ペンション経営からスタート 2013年より全国展開果たす
――創業者夫婦のペンション経営から始まって、2022年には「食のSPA」として上場を果たしました。
久世 当初はメーカーとしての位置づけでしたが販路がなかったため、なかなか軌道に乗らなかった。
――メーカーだけでは値下げ競争に巻き込まれやすい。
久世 そのため、長野県の軽井沢に直営店を作って、ジャム、ワインの他に、パスタソース、ドレッシング、紅茶、お菓子など、ワインと一緒にピクニックで召し上がれるような商品群を開発して、販売することとしました。これが今の原型になっています。
――店舗展開するメリットは、自分たちで売価とブランドをつけて、直接顧客に伝えることができる。
久世 試行錯誤しながらも、製造から販売まで一気通貫する今の「食のSPA」モデルが出来上がっていったのです。

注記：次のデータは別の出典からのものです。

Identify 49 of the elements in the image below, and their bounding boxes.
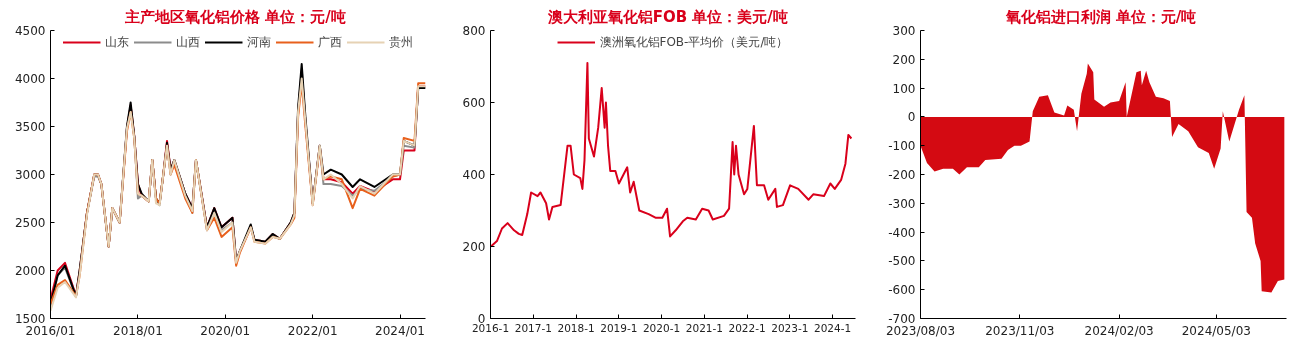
chart-title: 氧化铝进口利润 单位：元/吨 [1004, 7, 1197, 26]
y-tick-label: 200 [462, 240, 486, 254]
y-tick-label: -500 [888, 254, 916, 269]
x-tick-label: 2024-1 [813, 321, 852, 334]
x-tick-label: 2018/01 [113, 323, 163, 338]
legend-label: 山西 [176, 33, 200, 51]
y-tick-label: 2000 [14, 264, 46, 278]
y-tick-label: 100 [892, 81, 916, 96]
y-tick-label: 600 [462, 96, 486, 110]
y-tick-label: 400 [462, 168, 486, 182]
y-tick-label: -700 [888, 312, 916, 326]
x-tick-label: 2022/01 [287, 323, 338, 338]
line-series [490, 61, 853, 248]
x-tick-label: 2022-1 [728, 321, 766, 334]
y-tick-label: 1500 [14, 312, 46, 326]
x-tick-label: 2020/01 [200, 323, 251, 338]
y-tick-label: 200 [892, 52, 916, 67]
x-tick-label: 2018-1 [557, 321, 595, 334]
x-tick-label: 2016/01 [25, 323, 76, 338]
x-tick-label: 2021-1 [685, 321, 723, 334]
x-tick-label: 2017-1 [514, 321, 552, 334]
legend-label: 河南 [247, 33, 271, 51]
y-tick-label: -600 [888, 283, 916, 298]
y-tick-label: -400 [888, 225, 916, 240]
y-tick-label: 800 [462, 24, 486, 38]
y-tick-label: 3000 [14, 168, 46, 182]
y-tick-label: 0 [907, 110, 916, 125]
x-tick-label: 2023/11/03 [985, 323, 1055, 338]
y-tick-label: 4500 [14, 24, 46, 38]
x-tick-label: 2024/01 [375, 323, 425, 338]
legend-label: 广西 [318, 33, 342, 51]
y-tick-label: -100 [888, 139, 916, 154]
legend-label: 澳洲氧化铝FOB-平均价（美元/吨） [599, 33, 789, 51]
y-tick-label: 2500 [14, 216, 46, 230]
y-tick-label: -200 [888, 168, 916, 182]
x-tick-label: 2020-1 [642, 321, 681, 334]
legend-label: 山东 [105, 33, 129, 51]
x-tick-label: 2023/08/03 [885, 323, 956, 338]
y-tick-label: 4000 [14, 72, 46, 86]
legend-label: 贵州 [389, 33, 413, 51]
x-tick-label: 2024/02/03 [1084, 323, 1154, 338]
x-tick-label: 2019-1 [600, 321, 638, 334]
y-tick-label: 3500 [14, 120, 46, 134]
x-tick-label: 2023-1 [771, 321, 809, 334]
y-tick-label: -300 [888, 196, 916, 211]
x-tick-label: 2024/05/03 [1181, 323, 1251, 338]
y-tick-label: 300 [892, 24, 916, 38]
chart-title: 主产地区氧化铝价格 单位：元/吨 [124, 7, 346, 26]
chart-title: 澳大利亚氧化铝FOB 单位：美元/吨 [546, 7, 788, 26]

――2013年にメインブランドとなる「久世福商店」を立ち上げます。久世それまではどちらかというと、長野県発の洋風食品を中心とする「サンクゼール」をメインに展開してきました。2013年になって他の地域にも、こだわりのメーカーがいるだろうと考えるとともに、そういったメーカーたちを束ねたブランドもできると考えたのです。そこで、「久世福商店」という和の食品販売店を立ち上げました。
――今では全国の商業施設に入ってます。
久世 「久世福商店」は直営店だけではなく100店舗以上がフランチャイズ(FC)店舗です。製造機能も、自社の工場だけではなくて、協力企業が社ぐらいあって、その他にも菓子、出汁、醤油といったサプライヤーが500社ぐらいです。